In the life of every diarist, the first of the year is a high holy day, a time for reflecting, for resolving, and, inevitably, for renewing your commitment to your diary. As expected, H. V. Carter—overachiever and micromanager that he was—goes to greater lengths than most would on this occasion. He completes a month-by-month breakdown of the year past, the highs and the lows, cross-referenced to the relevant day, as well as providing his typical summation of the day itself. On Wednesday, January 1, 1851, for instance, he notes that he stopped by the hospital in the morning, read several chapters of the recently serialized David Copperfield in the afternoon, went to church, then read some more, and that was pretty much it. “Not very auspicious opening of New Year!” he signs off, as if yawning at his lackadaisical day.
But no, that was not the complete story. In fact, on this day, Carter had begun keeping a secret from his keeper of secrets, a discovery I made quite by chance.
UPON TEARING OPEN the large envelope from the Wellcome Library in London, my first thought was, Oh no, they made a mistake. The document I ordered had clearly been reduced during the photocopying. How had they not noticed? H. V. Carter’s handwriting was almost too small to read. And on closer inspection, I could make out just enough to wonder if they had sent me the wrong document altogether.
Manuscript number 5819 was described in the archive inventory as a record of Carter’s thoughts on his “religious life as a Dissenter”—his allegiance, that is, to a church other than the Anglican Church, the official Church of England.

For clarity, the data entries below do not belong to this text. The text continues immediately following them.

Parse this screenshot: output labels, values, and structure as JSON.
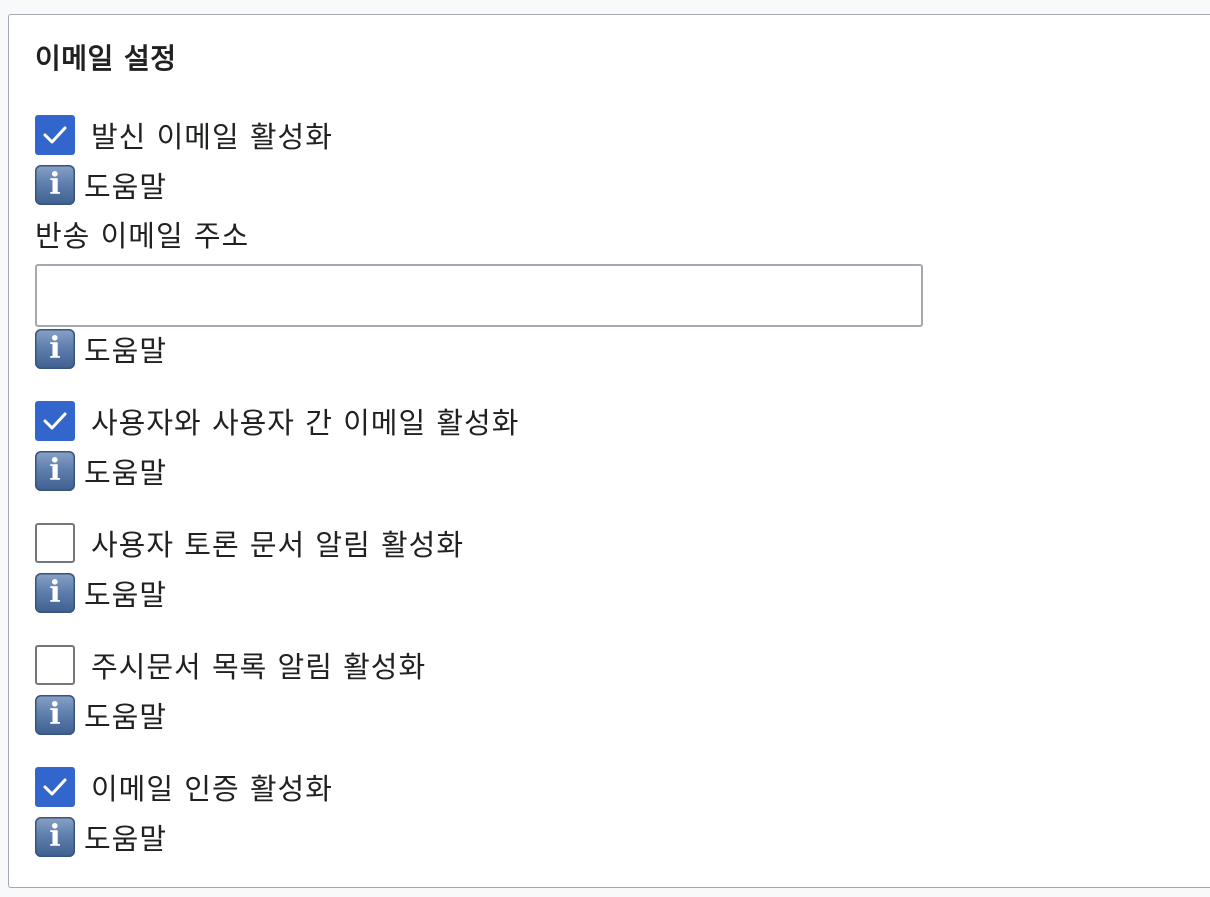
{
  "section": {
    "title": "이메일 설정"
  },
  "settings": {
    "outgoing_email": {
      "label": "발신 이메일 활성화",
      "checked": true,
      "help": "도움말"
    },
    "bounce_address": {
      "label": "반송 이메일 주소",
      "value": "",
      "placeholder": "",
      "help": "도움말"
    },
    "user_email": {
      "label": "사용자와 사용자 간 이메일 활성화",
      "checked": true,
      "help": "도움말"
    },
    "user_talk_notify": {
      "label": "사용자 토론 문서 알림 활성화",
      "checked": false,
      "help": "도움말"
    },
    "watchlist_notify": {
      "label": "주시문서 목록 알림 활성화",
      "checked": false,
      "help": "도움말"
    },
    "email_auth": {
      "label": "이메일 인증 활성화",
      "checked": true,
      "help": "도움말"
    }
  },
  "icons": {
    "info": "info-icon",
    "check": "checkmark-icon"
  },
  "colors": {
    "accent": "#3366cc",
    "border": "#a2a9b1",
    "text": "#202122"
  }
}
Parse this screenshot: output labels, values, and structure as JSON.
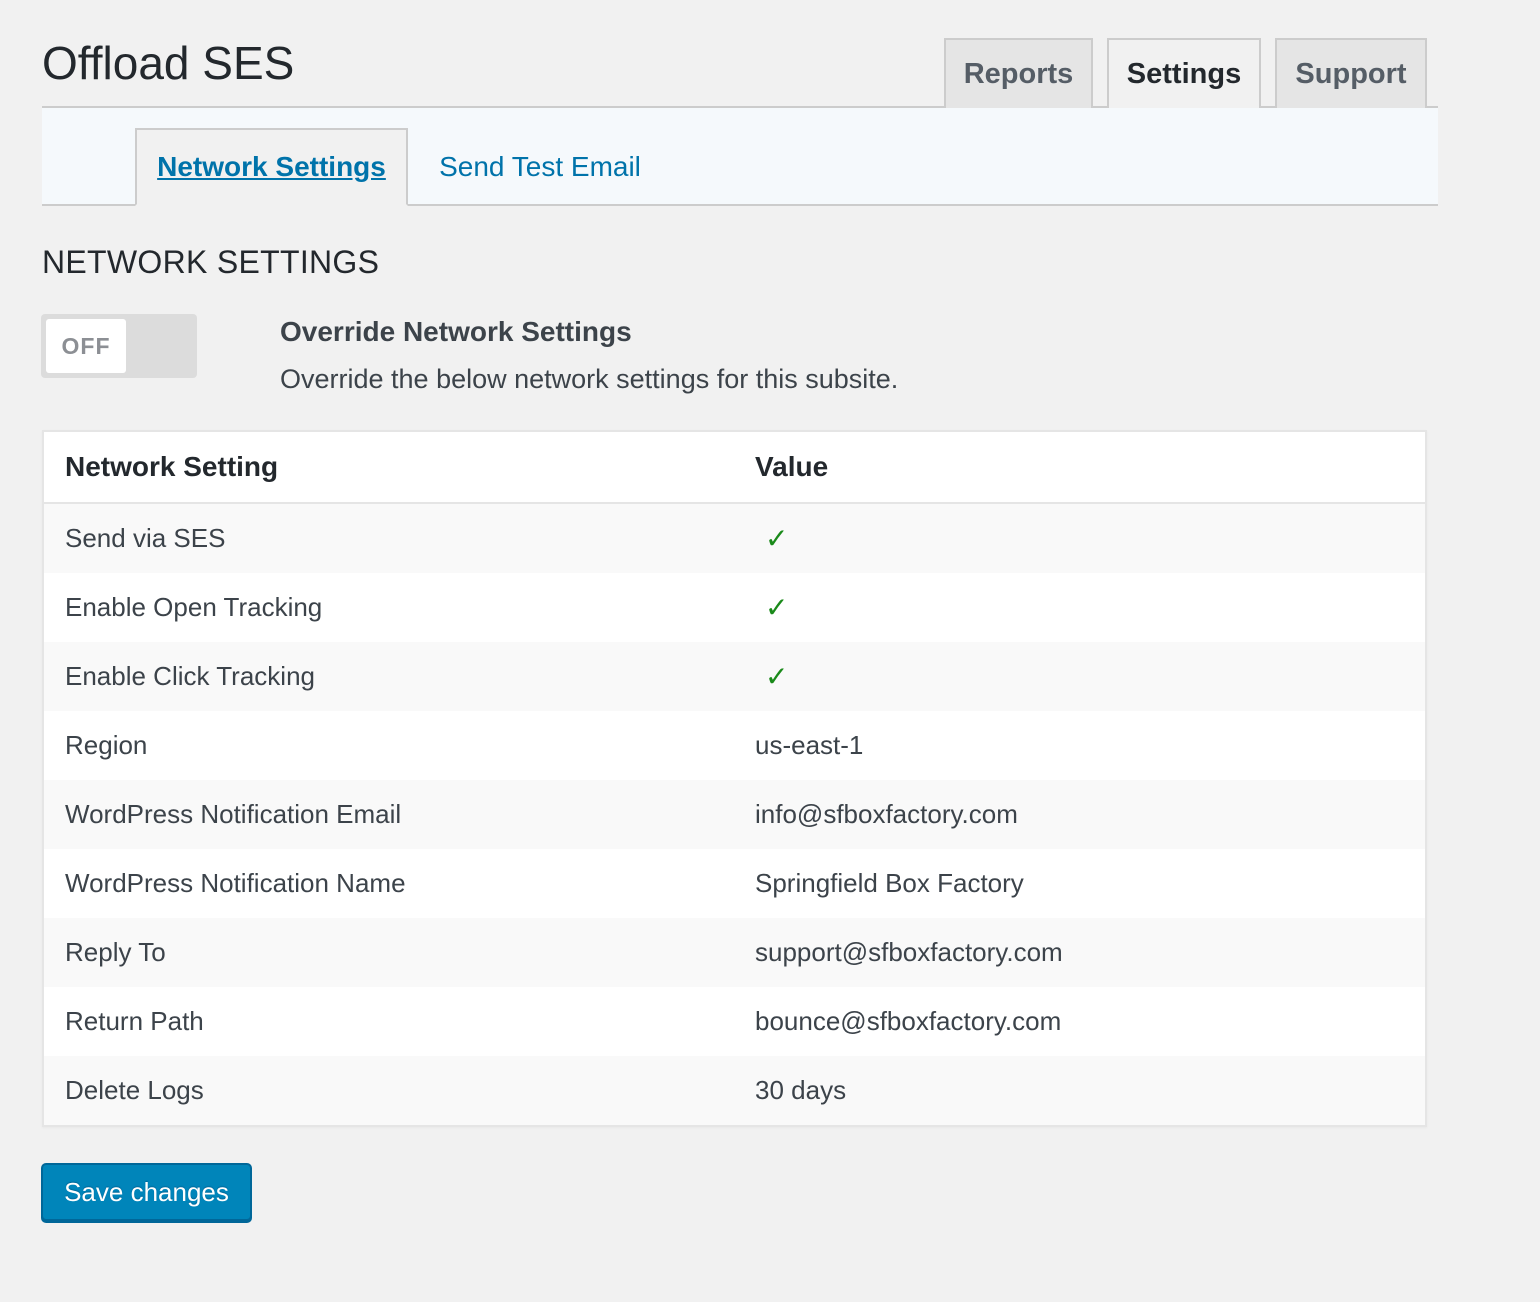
{
  "app": {
    "title": "Offload SES"
  },
  "main_tabs": [
    {
      "label": "Reports",
      "active": false
    },
    {
      "label": "Settings",
      "active": true
    },
    {
      "label": "Support",
      "active": false
    }
  ],
  "sub_tabs": [
    {
      "label": "Network Settings",
      "active": true
    },
    {
      "label": "Send Test Email",
      "active": false
    }
  ],
  "section": {
    "heading": "NETWORK SETTINGS"
  },
  "override": {
    "toggle_state": "OFF",
    "title": "Override Network Settings",
    "description": "Override the below network settings for this subsite."
  },
  "table": {
    "headers": [
      "Network Setting",
      "Value"
    ],
    "rows": [
      {
        "setting": "Send via SES",
        "value": "✓",
        "type": "check"
      },
      {
        "setting": "Enable Open Tracking",
        "value": "✓",
        "type": "check"
      },
      {
        "setting": "Enable Click Tracking",
        "value": "✓",
        "type": "check"
      },
      {
        "setting": "Region",
        "value": "us-east-1",
        "type": "text"
      },
      {
        "setting": "WordPress Notification Email",
        "value": "info@sfboxfactory.com",
        "type": "text"
      },
      {
        "setting": "WordPress Notification Name",
        "value": "Springfield Box Factory",
        "type": "text"
      },
      {
        "setting": "Reply To",
        "value": "support@sfboxfactory.com",
        "type": "text"
      },
      {
        "setting": "Return Path",
        "value": "bounce@sfboxfactory.com",
        "type": "text"
      },
      {
        "setting": "Delete Logs",
        "value": "30 days",
        "type": "text"
      }
    ]
  },
  "actions": {
    "save_label": "Save changes"
  },
  "colors": {
    "accent": "#0073aa",
    "button": "#0085ba",
    "check": "#1a8a1a",
    "background": "#f1f1f1"
  }
}
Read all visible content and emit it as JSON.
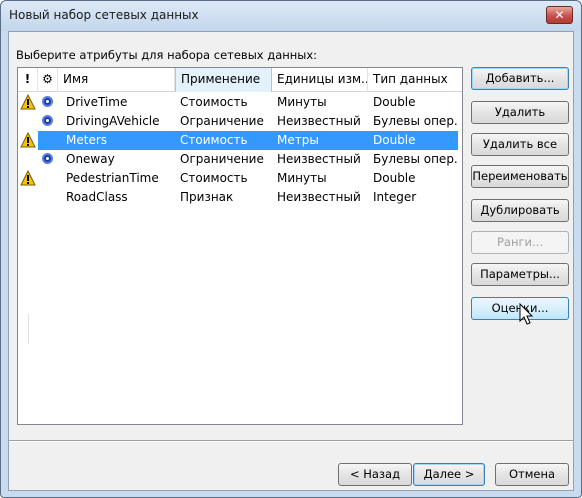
{
  "window": {
    "title": "Новый набор сетевых данных",
    "close_glyph": "✕"
  },
  "prompt": "Выберите атрибуты для набора сетевых данных:",
  "table": {
    "headers": {
      "warn": "!",
      "gear": "⚙",
      "name": "Имя",
      "usage": "Применение",
      "units": "Единицы изм...",
      "type": "Тип данных"
    },
    "rows": [
      {
        "warning": true,
        "gear": true,
        "name": "DriveTime",
        "usage": "Стоимость",
        "units": "Минуты",
        "type": "Double",
        "selected": false
      },
      {
        "warning": false,
        "gear": true,
        "name": "DrivingAVehicle",
        "usage": "Ограничение",
        "units": "Неизвестный",
        "type": "Булевы опер...",
        "selected": false
      },
      {
        "warning": true,
        "gear": false,
        "name": "Meters",
        "usage": "Стоимость",
        "units": "Метры",
        "type": "Double",
        "selected": true
      },
      {
        "warning": false,
        "gear": true,
        "name": "Oneway",
        "usage": "Ограничение",
        "units": "Неизвестный",
        "type": "Булевы опер...",
        "selected": false
      },
      {
        "warning": true,
        "gear": false,
        "name": "PedestrianTime",
        "usage": "Стоимость",
        "units": "Минуты",
        "type": "Double",
        "selected": false
      },
      {
        "warning": false,
        "gear": false,
        "name": "RoadClass",
        "usage": "Признак",
        "units": "Неизвестный",
        "type": "Integer",
        "selected": false
      }
    ]
  },
  "buttons": {
    "add": "Добавить...",
    "remove": "Удалить",
    "remove_all": "Удалить все",
    "rename": "Переименовать",
    "duplicate": "Дублировать",
    "ranges": "Ранги...",
    "parameters": "Параметры...",
    "evaluators": "Оценки...",
    "back": "< Назад",
    "next": "Далее >",
    "cancel": "Отмена"
  },
  "icons": {
    "warning": "warning-icon",
    "gear": "gear-icon",
    "cursor": "mouse-pointer-icon"
  },
  "colors": {
    "selection": "#3399ff",
    "header_selected": "#e3f1fb"
  }
}
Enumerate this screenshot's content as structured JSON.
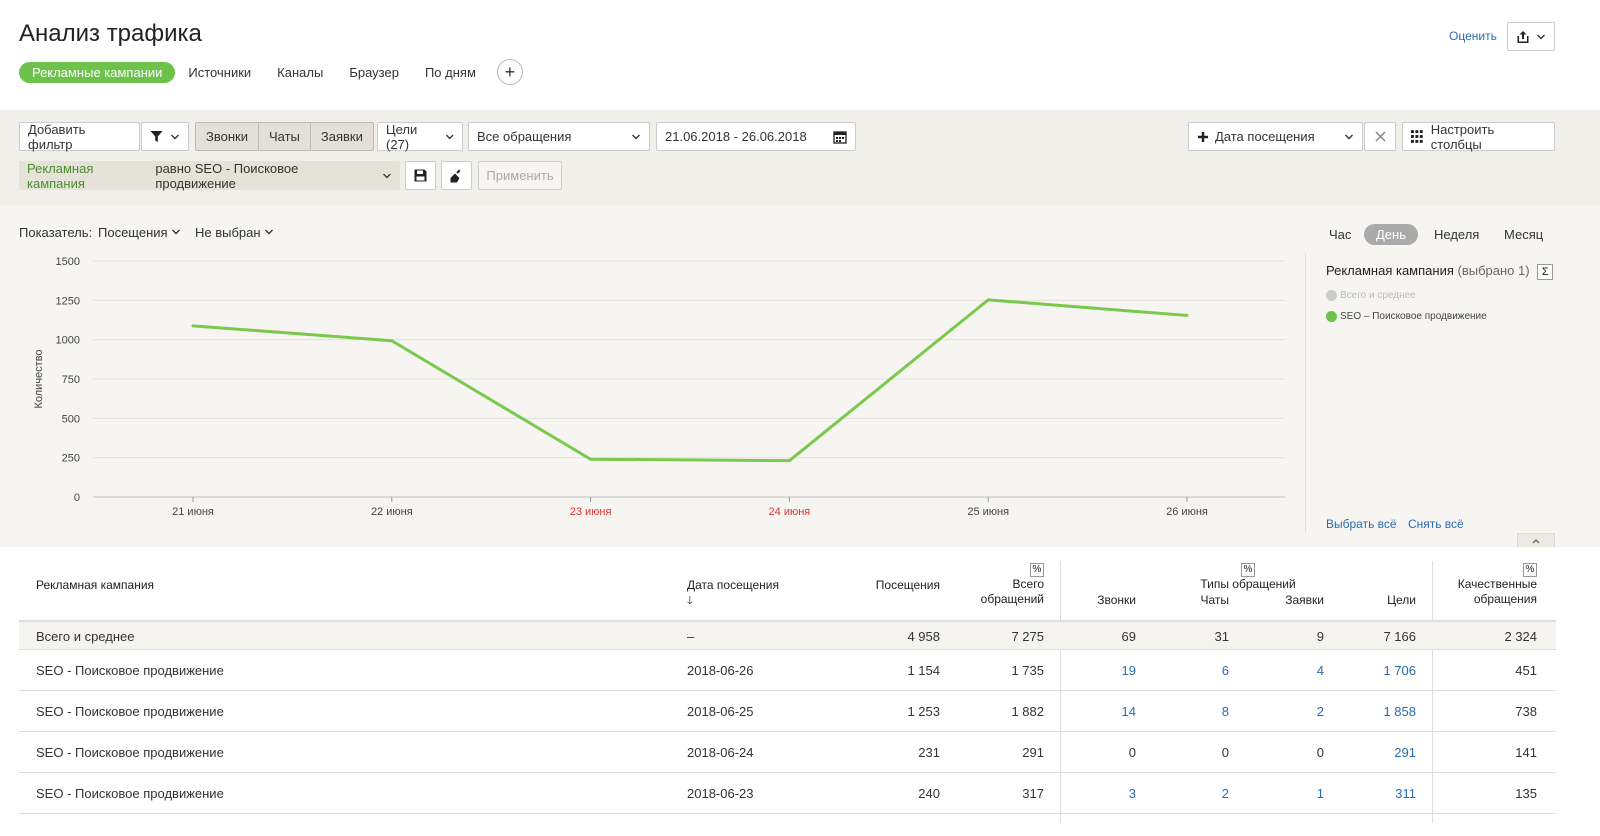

The document was just fifty loose pages, so I had requested photocopies rather than microfilm. What I held in my hands, though, was not the religious tract I had expected. Rather, it was a diary. Another diary. A shadow diary, of sorts, which Carter had started just as the clock struck midnight on January 1, 1851.
He didn’t call it a diary, however. He christened it Reflections, a name meant to evoke the more meditative and philosophical bent of this endeavor. But the name would prove to be even more apt than he could have realized.